Thursday, April 9, 2009

Regiment and Macrolab

The Regiment Macroprogramming System
Ryan Newton et al.
MacroLab: A Vector-based Macroprogramming Framework for Cyber-Physical Systems
Timothy Hnat et al.

Last Thursday in class we discussed Regiment and Macrolab, continuing our tour through programming models for wireless sensor networks. First we looked at Regiment's evaluation, generally agreeing that number of messages sent was a reasonable rough estimate. However, the number of retries and low-power-listening evesdropping would exponentially increase with network density and affect the energy efficiency. Then we looked at node failure, which would drop the entire subtree until the next tree formation round (epoch). There didn't seem to be a good measure of reliability built in, how many nodes contributed to the value at a given time. Overall we preferred the region metaphor in Regiment to the "vectors" in Macrolab, though most of us are not Matlab or database folks.

We discussed where it fell in the programming language spectrum, deciding eventually that it was between tiered and declarative as it had controls to manage granularity. The big differences between the different languages and programming environments we've read about is in the mental models. Earlier systems addressed problems in great detail just above the hardware level while the more recent papers present intermediate and high level modes of thinking about the problem. The ability to define nested regions is the real difference between Regiment and TinyDB, along with time being a primitive. We returned once again to the problem of time synchronization, what values were really reported at the base station and how accurately they reflected the current state of the sensor space. TinyDB merges old data with new as packets get relayed slowly from the outer reaches of the network.

Someone suggested we might be able to fix this by adding a local timestamp as part of the gathered data and buffering the last bunch of values, returning the one that best matches the requested time when queried. But we still need to map between local and global time to adjust for clock drift. Distributed algorithms in general need a lot more information in order to obtain precise measurements - network depth can have a huge impact on the time required to know everything that happened at a specific instant even discounting the overhead of time synchronization.

We ended up deciding the main contributions were defining functions over regions, allowing programmers to deal with mid-level abstractions with more flexibility than TinyDB but still taking care of all the details of compiling global network definitions to individual node code.

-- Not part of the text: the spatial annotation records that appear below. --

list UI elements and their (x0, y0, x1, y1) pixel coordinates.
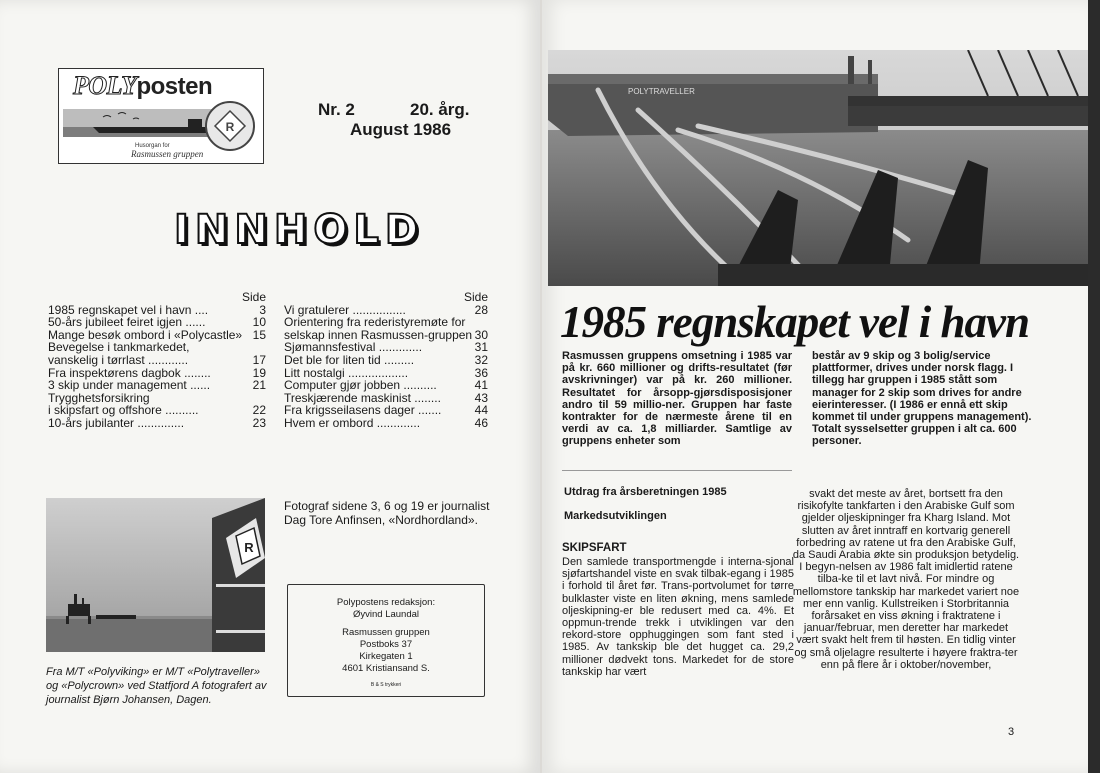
toc-entry-title: Hvem er ombord ............. (284, 415, 421, 430)
toc-entry-title: Vi gratulerer ................ (284, 302, 406, 317)
tanker-ship-icon (63, 109, 223, 137)
toc-entry-title: Trygghetsforsikring (48, 390, 150, 405)
toc-entry-page: 36 (474, 365, 488, 380)
toc-entry (48, 379, 266, 392)
toc-column-right (284, 291, 488, 430)
toc-entry-title: selskap innen Rasmussen-gruppen (284, 327, 473, 342)
toc-entry (284, 379, 488, 392)
toc-entry-page: 17 (252, 352, 266, 367)
address-city: 4601 Kristiansand S. (342, 663, 430, 674)
toc-entry (284, 316, 488, 329)
toc-entry-title: Sjømannsfestival ............. (284, 340, 423, 355)
innhold-letter: N (194, 207, 229, 253)
toc-entry (48, 354, 266, 367)
right-page (542, 0, 1088, 773)
toc-entry-title: Litt nostalgi .................. (284, 365, 409, 380)
innhold-letter: H (273, 207, 308, 253)
toc-entry (284, 354, 488, 367)
photographer-note: Fotograf sidene 3, 6 og 19 er journalist Dag Tore Anfinsen, «Nordhordland». (284, 499, 490, 527)
subheading-report-excerpt: Utdrag fra årsberetningen 1985 (564, 486, 727, 498)
lead-paragraph-part2: består av 9 skip og 3 bolig/service plattformer, drives under norsk flagg. I tillegg har gruppen i 1985 stått som manager for 2 skip som drives for andre eierinteresser. (I 1986 er ennå ett skip kommet til under gruppens management). Totalt sysselsetter gruppen i alt ca. 600 personer. (812, 350, 1032, 448)
toc-entry-title: i skipsfart og offshore .......... (48, 403, 199, 418)
innhold-letter: D (384, 207, 419, 253)
innhold-heading (172, 207, 420, 253)
address-street: Kirkegaten 1 (359, 651, 413, 662)
toc-entry-page: 41 (474, 378, 488, 393)
toc-entry-title: Det ble for liten tid ......... (284, 352, 415, 367)
editorial-label: Polypostens redaksjon: (336, 597, 436, 608)
toc-entry-page: 44 (474, 403, 488, 418)
toc-entry (284, 417, 488, 430)
editorial-box (287, 584, 485, 697)
innhold-letter: I (174, 207, 189, 253)
toc-entry-page: 3 (259, 302, 266, 317)
logo-subtitle: Rasmussen gruppen (131, 149, 204, 159)
logo-word-posten: posten (136, 73, 213, 100)
issue-date: August 1986 (350, 120, 452, 139)
article-headline: 1985 regnskapet vel i havn (560, 297, 1029, 347)
toc-entry-title: Computer gjør jobben .......... (284, 378, 437, 393)
innhold-letter: L (353, 207, 379, 253)
toc-entry-title: Treskjærende maskinist ........ (284, 390, 441, 405)
toc-entry-page: 30 (474, 327, 488, 342)
tanker-mooring-photo (548, 50, 1088, 286)
innhold-letter: N (234, 207, 268, 253)
scan-edge (1088, 0, 1100, 773)
toc-entry-page: 43 (474, 390, 488, 405)
toc-column-left (48, 291, 266, 430)
body-text-1: Den samlede transportmengde i interna-sjonal sjøfartshandel viste en svak tilbak-egang i 1985 i forhold til året før. Trans-portvolumet for tørre bulklaster viste en liten økning, mens samlede oljeskipning-er ble redusert med ca. 4%. Et oppmun-trende trekk i utviklingen var den rekord-store opphuggingen som fant sted i 1985. Av tankskip ble det hugget ca. 29,2 millioner dødvekt tons. Markedet for de store tankskip har vært (562, 556, 794, 678)
toc-entry-page: 23 (252, 415, 266, 430)
body-text-2: svakt det meste av året, bortsett fra den risikofylte tankfarten i den Arabiske Gulf som gjelder oljeskipninger fra Kharg Island. Mot slutten av året inntraff en kortvarig generell forbedring av ratene ut fra den Arabiske Gulf, da Saudi Arabia økte sin produksjon betydelig. I begyn-nelsen av 1986 falt imidlertid ratene tilba-ke til et lavt nivå. For mindre og mellomstore tankskip har markedet variert noe mer enn vanlig. Kullstreiken i Storbritannia forårsaket en viss økning i fraktratene i januar/februar, men deretter har markedet vært svakt helt frem til høsten. En tidlig vinter og små oljelagre resulterte i høyere fraktra-ter enn på flere år i oktober/november, (792, 488, 1020, 671)
toc-entry-title: 50-års jubileet feiret igjen ...... (48, 315, 206, 330)
issue-number: Nr. 2 (318, 100, 355, 119)
innhold-letter: O (313, 207, 348, 253)
toc-entry-page: 10 (252, 315, 266, 330)
toc-entry-title: 3 skip under management ...... (48, 378, 211, 393)
toc-entry-page: 28 (474, 302, 488, 317)
toc-entry-page: 32 (474, 352, 488, 367)
editor-name: Øyvind Laundal (352, 609, 420, 620)
photo-caption: Fra M/T «Polyviking» er M/T «Polytraveller» og «Polycrown» ved Statfjord A fotografert av journalist Bjørn Johansen, Dagen. (46, 666, 267, 706)
subheading-market: Markedsutviklingen (564, 510, 667, 522)
section-heading-skipsfart: SKIPSFART (562, 542, 627, 554)
toc-entry-title: vanskelig i tørrlast ............ (48, 352, 189, 367)
statfjord-platform-photo (46, 498, 265, 652)
logo-subtitle-small: Husorgan for (135, 143, 170, 149)
printer-credit: B & S trykkeri (370, 682, 402, 688)
toc-entry-page: 15 (252, 327, 266, 342)
lead-paragraph-part1: Rasmussen gruppens omsetning i 1985 var på kr. 660 millioner og drifts-resultatet (før avskrivninger) var på kr. 260 millioner. Resultatet for årsopp-gjørsdisposisjoner andro til 59 millio-ner. Gruppen har faste kontrakter for de nærmeste årene til en verdi av ca. 1,8 milliarder. Samtlige av gruppens enheter som (562, 350, 792, 448)
logo-word-poly: POLY (73, 71, 137, 100)
polyposten-logo (58, 68, 264, 164)
toc-entry-page: 31 (474, 340, 488, 355)
address-postbox: Postboks 37 (359, 639, 413, 650)
toc-entry (48, 316, 266, 329)
page-number: 3 (1008, 726, 1015, 738)
left-page (0, 0, 540, 773)
toc-entry-page: 21 (252, 378, 266, 393)
toc-entry-page: 46 (474, 415, 488, 430)
toc-entry-title: Mange besøk ombord i «Polycastle» (48, 327, 243, 342)
toc-entry-title: Bevegelse i tankmarkedet, (48, 340, 190, 355)
toc-header: Side (241, 290, 266, 304)
toc-entry (48, 417, 266, 430)
toc-entry-title: Orientering fra rederistyremøte for (284, 315, 466, 330)
svg-text:R: R (225, 120, 235, 134)
divider-line (562, 470, 792, 471)
toc-entry-title: 10-års jubilanter .............. (48, 415, 185, 430)
logo-wordmark (73, 71, 212, 101)
toc-entry-title: 1985 regnskapet vel i havn .... (48, 302, 209, 317)
toc-entry-title: Fra inspektørens dagbok ........ (48, 365, 211, 380)
issue-volume: 20. årg. (410, 100, 470, 119)
toc-header: Side (463, 290, 488, 304)
r-emblem-icon (203, 99, 257, 153)
body-column-1 (562, 542, 794, 678)
ship-name-label: POLYTRAVELLER (628, 87, 695, 96)
svg-text:R: R (244, 540, 254, 555)
address-company: Rasmussen gruppen (342, 627, 430, 638)
toc-entry-title: Fra krigsseilasens dager ....... (284, 403, 442, 418)
toc-entry-page: 19 (252, 365, 266, 380)
toc-entry-page: 22 (252, 403, 266, 418)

We then moved on to Macrolab, which defined programs in terms of the data needed. Several expressed concerns about trusting their decomposer to generate reasonable code, which others likened to the relational database revolution. Others worried about the cost model, though all thought the idea of where to store the data under what network and workload conditions was a real concern worth study. The paper fell just short of demonstrating run-time adaptivity that would be extremely useful. Even with run-time adaptivity, poorly balanced workloads could cause thrashing between modes and poor overall behavior.